Peptide mapping identifies hotspot site of modification in human serum albumin by methylglyoxal involved in ligand binding and esterase activity.

Methylglyoxal is a potent glycating agent under physiological conditions. Human serum albumin is modified by methylglyoxal in vivo. The glycation adducts formed and structural and functional changes induced by methylglyoxal modification have not been fully disclosed. Methylglyoxal reacted with human serum albumin under physiological conditions to form mainly the hydroimidazolone N(delta)-(5-hydro-5-methyl-4-imidazolon-2-yl)-ornithine (92% of total modification) with a minor formation of argpyrimidine, N(epsilon)-(1-carboxyethyl)lysine, and methylglyoxal lysine dimer. When human serum albumin was modified minimally with methylglyoxal, tryptic peptide mapping indicated a hotspot of modification at Arg-410 located in drug-binding site II and the active site of albumin-associated esterase activity. Modification of Arg-410 by methylglyoxal was found in albumin glycated in vivo.

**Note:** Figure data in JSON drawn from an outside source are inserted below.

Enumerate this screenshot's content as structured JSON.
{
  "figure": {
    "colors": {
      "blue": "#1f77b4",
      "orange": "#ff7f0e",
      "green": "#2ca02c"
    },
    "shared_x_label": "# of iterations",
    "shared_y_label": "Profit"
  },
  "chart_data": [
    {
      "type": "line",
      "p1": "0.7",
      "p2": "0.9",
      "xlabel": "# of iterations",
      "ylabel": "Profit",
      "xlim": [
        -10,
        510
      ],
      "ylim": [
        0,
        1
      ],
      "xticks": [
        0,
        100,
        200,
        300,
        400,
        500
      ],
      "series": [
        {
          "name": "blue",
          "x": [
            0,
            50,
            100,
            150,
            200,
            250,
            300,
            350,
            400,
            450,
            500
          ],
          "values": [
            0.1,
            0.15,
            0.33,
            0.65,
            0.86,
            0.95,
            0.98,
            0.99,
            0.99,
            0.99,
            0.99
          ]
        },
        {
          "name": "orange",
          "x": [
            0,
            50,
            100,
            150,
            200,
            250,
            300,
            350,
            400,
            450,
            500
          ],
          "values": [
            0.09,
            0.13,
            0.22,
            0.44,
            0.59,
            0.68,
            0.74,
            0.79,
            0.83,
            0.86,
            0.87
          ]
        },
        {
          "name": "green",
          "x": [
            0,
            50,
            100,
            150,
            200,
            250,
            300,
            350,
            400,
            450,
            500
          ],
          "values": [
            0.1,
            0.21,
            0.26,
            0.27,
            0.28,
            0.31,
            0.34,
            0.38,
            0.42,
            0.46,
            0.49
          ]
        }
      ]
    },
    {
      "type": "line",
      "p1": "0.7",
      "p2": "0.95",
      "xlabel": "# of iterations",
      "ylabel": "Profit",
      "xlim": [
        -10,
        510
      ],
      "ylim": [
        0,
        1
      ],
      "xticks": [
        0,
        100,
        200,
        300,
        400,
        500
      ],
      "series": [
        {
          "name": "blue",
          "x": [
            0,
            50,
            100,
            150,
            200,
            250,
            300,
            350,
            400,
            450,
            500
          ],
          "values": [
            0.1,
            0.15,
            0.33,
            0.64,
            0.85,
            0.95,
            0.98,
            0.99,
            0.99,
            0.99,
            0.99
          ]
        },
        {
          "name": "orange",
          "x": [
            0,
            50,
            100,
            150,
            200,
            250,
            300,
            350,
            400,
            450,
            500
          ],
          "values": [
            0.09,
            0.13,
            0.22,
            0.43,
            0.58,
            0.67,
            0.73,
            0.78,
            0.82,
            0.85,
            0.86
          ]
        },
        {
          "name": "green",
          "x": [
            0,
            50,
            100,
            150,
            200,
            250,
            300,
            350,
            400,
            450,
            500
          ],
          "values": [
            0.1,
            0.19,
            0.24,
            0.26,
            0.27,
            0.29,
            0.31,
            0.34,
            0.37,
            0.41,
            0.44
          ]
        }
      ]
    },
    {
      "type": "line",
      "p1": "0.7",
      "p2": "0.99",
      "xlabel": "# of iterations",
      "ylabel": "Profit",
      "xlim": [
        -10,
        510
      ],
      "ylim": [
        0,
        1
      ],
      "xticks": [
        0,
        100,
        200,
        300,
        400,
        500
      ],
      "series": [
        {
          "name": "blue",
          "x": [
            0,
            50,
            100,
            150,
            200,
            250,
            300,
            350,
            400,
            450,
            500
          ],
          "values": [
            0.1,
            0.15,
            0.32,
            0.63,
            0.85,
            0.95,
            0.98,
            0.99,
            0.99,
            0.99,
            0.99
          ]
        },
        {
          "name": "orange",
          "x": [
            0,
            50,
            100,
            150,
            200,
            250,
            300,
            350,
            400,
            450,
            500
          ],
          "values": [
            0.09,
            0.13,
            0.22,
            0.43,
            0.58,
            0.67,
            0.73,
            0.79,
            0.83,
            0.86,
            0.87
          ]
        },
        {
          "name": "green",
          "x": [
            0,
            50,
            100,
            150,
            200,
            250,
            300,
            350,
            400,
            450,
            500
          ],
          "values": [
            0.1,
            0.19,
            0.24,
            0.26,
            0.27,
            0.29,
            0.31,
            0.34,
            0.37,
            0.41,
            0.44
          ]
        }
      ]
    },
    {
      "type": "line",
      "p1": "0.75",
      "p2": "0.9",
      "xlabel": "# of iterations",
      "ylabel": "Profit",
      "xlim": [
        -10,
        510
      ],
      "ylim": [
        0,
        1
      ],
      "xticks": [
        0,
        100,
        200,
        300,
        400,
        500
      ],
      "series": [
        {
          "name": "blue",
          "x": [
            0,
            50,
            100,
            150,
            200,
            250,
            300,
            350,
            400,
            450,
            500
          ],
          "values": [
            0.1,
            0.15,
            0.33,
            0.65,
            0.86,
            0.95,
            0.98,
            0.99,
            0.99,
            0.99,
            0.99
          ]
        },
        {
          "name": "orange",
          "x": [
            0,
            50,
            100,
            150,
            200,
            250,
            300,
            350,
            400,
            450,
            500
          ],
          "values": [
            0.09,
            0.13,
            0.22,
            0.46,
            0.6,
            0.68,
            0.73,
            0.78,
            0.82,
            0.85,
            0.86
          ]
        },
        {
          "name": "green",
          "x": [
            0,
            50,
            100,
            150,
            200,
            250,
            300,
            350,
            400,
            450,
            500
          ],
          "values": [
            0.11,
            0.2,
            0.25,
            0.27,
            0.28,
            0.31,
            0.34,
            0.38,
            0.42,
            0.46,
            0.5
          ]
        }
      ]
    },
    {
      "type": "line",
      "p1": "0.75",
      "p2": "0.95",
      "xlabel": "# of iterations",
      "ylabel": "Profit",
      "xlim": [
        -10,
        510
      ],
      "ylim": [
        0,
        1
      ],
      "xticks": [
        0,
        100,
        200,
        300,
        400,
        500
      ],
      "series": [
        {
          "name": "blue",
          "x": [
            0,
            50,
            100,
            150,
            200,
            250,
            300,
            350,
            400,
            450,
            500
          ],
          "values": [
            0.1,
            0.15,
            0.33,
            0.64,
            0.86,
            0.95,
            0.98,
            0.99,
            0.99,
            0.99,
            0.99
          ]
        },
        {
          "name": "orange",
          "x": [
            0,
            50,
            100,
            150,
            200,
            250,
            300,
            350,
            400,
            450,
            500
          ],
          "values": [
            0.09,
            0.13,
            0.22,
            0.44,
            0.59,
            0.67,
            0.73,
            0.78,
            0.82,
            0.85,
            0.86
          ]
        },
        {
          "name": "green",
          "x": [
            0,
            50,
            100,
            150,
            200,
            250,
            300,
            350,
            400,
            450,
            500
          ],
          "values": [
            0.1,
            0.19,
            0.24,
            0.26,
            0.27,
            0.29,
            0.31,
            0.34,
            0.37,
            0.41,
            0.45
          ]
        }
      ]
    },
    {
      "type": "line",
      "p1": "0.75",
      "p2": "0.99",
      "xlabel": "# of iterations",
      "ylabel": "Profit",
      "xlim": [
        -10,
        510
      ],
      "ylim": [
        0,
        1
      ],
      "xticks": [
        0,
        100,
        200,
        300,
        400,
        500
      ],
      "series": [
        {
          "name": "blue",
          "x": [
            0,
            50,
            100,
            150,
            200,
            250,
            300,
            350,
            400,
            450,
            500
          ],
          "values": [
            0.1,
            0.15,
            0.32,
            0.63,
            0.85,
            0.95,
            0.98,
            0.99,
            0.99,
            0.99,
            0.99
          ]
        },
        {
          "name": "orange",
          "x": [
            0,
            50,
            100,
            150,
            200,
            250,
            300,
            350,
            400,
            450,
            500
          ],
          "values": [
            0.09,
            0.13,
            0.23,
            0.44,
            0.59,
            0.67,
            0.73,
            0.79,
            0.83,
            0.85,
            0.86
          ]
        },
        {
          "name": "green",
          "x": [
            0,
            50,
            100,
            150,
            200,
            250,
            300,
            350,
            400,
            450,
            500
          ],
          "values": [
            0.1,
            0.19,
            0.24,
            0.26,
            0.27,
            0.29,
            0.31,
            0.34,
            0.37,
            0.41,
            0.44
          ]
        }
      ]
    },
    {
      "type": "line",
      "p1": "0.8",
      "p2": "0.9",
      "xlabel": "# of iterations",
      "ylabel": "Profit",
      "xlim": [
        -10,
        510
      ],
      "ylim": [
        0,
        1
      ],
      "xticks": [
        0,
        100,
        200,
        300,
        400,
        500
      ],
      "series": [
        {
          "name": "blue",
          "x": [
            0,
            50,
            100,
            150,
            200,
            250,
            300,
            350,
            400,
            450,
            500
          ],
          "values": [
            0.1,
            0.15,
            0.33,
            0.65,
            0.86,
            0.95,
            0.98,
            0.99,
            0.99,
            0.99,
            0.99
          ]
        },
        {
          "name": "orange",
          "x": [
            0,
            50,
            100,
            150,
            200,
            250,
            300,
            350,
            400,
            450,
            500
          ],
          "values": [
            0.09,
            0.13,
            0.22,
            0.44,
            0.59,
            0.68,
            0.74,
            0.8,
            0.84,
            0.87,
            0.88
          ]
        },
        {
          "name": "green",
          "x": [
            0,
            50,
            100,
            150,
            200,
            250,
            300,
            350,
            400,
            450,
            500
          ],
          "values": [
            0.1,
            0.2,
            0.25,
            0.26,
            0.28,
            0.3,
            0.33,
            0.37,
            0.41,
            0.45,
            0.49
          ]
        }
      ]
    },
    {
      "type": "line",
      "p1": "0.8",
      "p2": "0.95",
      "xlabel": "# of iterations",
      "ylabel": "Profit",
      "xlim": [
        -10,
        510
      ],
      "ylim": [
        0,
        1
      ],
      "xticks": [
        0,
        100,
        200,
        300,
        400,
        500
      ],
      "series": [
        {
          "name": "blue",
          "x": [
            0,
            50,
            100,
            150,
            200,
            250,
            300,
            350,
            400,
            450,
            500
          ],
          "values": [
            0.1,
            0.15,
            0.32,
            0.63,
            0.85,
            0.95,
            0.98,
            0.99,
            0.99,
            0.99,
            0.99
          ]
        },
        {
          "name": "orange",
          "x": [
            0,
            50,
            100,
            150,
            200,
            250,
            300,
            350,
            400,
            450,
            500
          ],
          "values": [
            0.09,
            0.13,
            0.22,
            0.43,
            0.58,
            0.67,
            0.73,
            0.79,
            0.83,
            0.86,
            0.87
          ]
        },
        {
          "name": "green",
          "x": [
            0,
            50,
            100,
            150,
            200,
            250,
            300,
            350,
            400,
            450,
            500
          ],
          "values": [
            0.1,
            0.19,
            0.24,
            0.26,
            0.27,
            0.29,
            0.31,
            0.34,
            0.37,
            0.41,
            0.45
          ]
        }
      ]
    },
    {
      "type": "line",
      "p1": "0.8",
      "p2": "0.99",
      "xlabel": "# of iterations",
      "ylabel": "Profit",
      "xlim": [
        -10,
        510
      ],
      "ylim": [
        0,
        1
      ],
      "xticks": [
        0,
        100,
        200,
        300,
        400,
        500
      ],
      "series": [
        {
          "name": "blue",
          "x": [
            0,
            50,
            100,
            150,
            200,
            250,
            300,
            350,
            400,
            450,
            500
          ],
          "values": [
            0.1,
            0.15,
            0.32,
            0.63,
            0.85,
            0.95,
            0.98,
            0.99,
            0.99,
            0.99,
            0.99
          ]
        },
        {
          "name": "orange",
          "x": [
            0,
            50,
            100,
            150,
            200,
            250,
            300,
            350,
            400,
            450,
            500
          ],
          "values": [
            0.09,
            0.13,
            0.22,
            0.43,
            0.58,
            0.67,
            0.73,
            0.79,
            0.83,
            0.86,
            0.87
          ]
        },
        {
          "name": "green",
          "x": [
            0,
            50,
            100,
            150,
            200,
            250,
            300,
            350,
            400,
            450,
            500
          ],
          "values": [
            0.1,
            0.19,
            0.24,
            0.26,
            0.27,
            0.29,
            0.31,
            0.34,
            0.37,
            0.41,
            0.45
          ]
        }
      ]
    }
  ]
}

Other sites of minor modification were: Arg-114, Arg-186, Arg-218, and Arg-428. Hydroimidazolone formation at Arg-410 inhibited ketoprofen binding and esterase activity; correspondingly, glycation in the presence of ketoprofen inhibited Arg-410 modification and loss of esterase activity. The pH dependence of esterase activity indicated a catalytic group with pK(a) = 7.9 +/- 0.1, assigned to the catalytic base Tyr-411 with the conjugate base stabilized by interaction with the guanidinium group of Arg-410. Modification by methylglyoxal destabilized Tyr-411 and increased the pK(a) to 8.8 +/- 0.1. Molecular dynamics and modeling studies indicated that hydroimidazolone formation caused structural distortion leading to disruption of arginine-directed hydrogen bonding and loss of electrostatic interactions. Methylglyoxal modification of critical arginine residues, therefore, whether experimental or physiological, is expected to disrupt protein-ligand interactions and inactivate enzyme activity by hydroimidazolone formation.